Je veux dire, ultimement, on s’en fout, c’est juste une opinion, l’opinion d’un prof poche à qui je me serais jamais permis de dire que ce qui était beige dans l’histoire c’était ses cours à lui. Juste une personne, juste une opinion.

Heureusement, j’ai continué, heureusement, j’ai continué d’avoir du plaisir à faire ces études-là et à pratiquer cet art-là qui me rend si heureuse.

Mais quand même, si y’avait fallu que je le crois, je me serais empêchée d’être heureuse pour rien.

Je pense qu’il faut jouer à contourner les insultes et les jugements dans la vie. Tu trouves que je suis beige, ok, c’est ton opinion mon chum, moi pendant ce temps-là que tu perds à me mettre dans une boîte plate, je vais aller en explorer mille autres, je vais aller peindre des couchers de soleil dans ton dos tourné, je vais aller colorier les fenêtres pour colorer la lumière qui y entre, je vais tout faire pour me rappeler qui je suis, ou plutôt qui je ne suis pas, pis je te tiendrai même pas au courant de ce que ça donne, mon chum, tu peux rester concentré sur tes cols roulés carottés pis tes casse-têtes d’épaulards.

S’il fallait qu’on se laisse définir par chaque personne qui a une opinion sur nous, on en finirait pu!

Faut contourner, bien s’entourer, finir par en rire, embrasser les petites victoires qui coûtent rien, se féliciter des défaites qui nous font avancer.
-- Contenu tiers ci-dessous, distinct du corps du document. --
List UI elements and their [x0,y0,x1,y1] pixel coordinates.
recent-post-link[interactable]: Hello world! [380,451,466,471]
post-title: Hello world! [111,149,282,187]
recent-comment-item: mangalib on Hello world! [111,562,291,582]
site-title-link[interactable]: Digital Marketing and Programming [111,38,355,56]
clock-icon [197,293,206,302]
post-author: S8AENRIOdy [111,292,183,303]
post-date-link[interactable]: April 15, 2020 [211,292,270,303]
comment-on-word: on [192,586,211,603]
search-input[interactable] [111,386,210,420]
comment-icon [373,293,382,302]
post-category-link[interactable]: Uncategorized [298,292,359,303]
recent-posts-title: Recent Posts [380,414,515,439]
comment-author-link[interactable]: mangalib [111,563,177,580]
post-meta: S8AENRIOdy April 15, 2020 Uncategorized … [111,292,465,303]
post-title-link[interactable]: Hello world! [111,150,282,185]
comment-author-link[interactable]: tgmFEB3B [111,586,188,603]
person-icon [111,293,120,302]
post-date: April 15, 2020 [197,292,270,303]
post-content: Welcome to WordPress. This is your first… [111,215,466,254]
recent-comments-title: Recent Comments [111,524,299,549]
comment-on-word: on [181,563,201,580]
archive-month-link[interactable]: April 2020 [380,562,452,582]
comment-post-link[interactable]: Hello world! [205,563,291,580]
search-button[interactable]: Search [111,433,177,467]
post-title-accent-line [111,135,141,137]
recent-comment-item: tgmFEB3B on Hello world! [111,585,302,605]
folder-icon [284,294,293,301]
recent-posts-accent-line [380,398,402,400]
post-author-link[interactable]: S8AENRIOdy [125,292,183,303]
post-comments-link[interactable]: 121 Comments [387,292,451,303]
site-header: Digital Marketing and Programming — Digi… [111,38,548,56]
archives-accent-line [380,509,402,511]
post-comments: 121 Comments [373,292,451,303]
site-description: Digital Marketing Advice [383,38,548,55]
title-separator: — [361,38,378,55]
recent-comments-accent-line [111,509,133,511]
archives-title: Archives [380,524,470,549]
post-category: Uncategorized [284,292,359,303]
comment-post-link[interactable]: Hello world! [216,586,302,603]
Faut sauter plus haut, courir plus vite, aimer plus fort. Faut se dépasser, jamais rester en place, jamais se complaire.

En tout cas, c’est ce que ça m’a donné envie d’essayer. Même si y’a des jours où je bouge pas de mon lit, même si y’a des nuits où j’ai la peur de l’avenir en insomnie.

Faut tout faire pour ne pas être beiges.

(Tu peux porter des cols roulés pis faire des casse-têtes pis être la personne la moins beige du monde aussi, y’a pas de manuel d’instruction, juste une quête de simplicité, pis de bonheur, pis de simplicité dans le bonheur, pis de monde entier heureux, pis unis à faire d’immenses casse-têtes 3 dimensions du cerveau humain ensemble en étant simples et heureux.)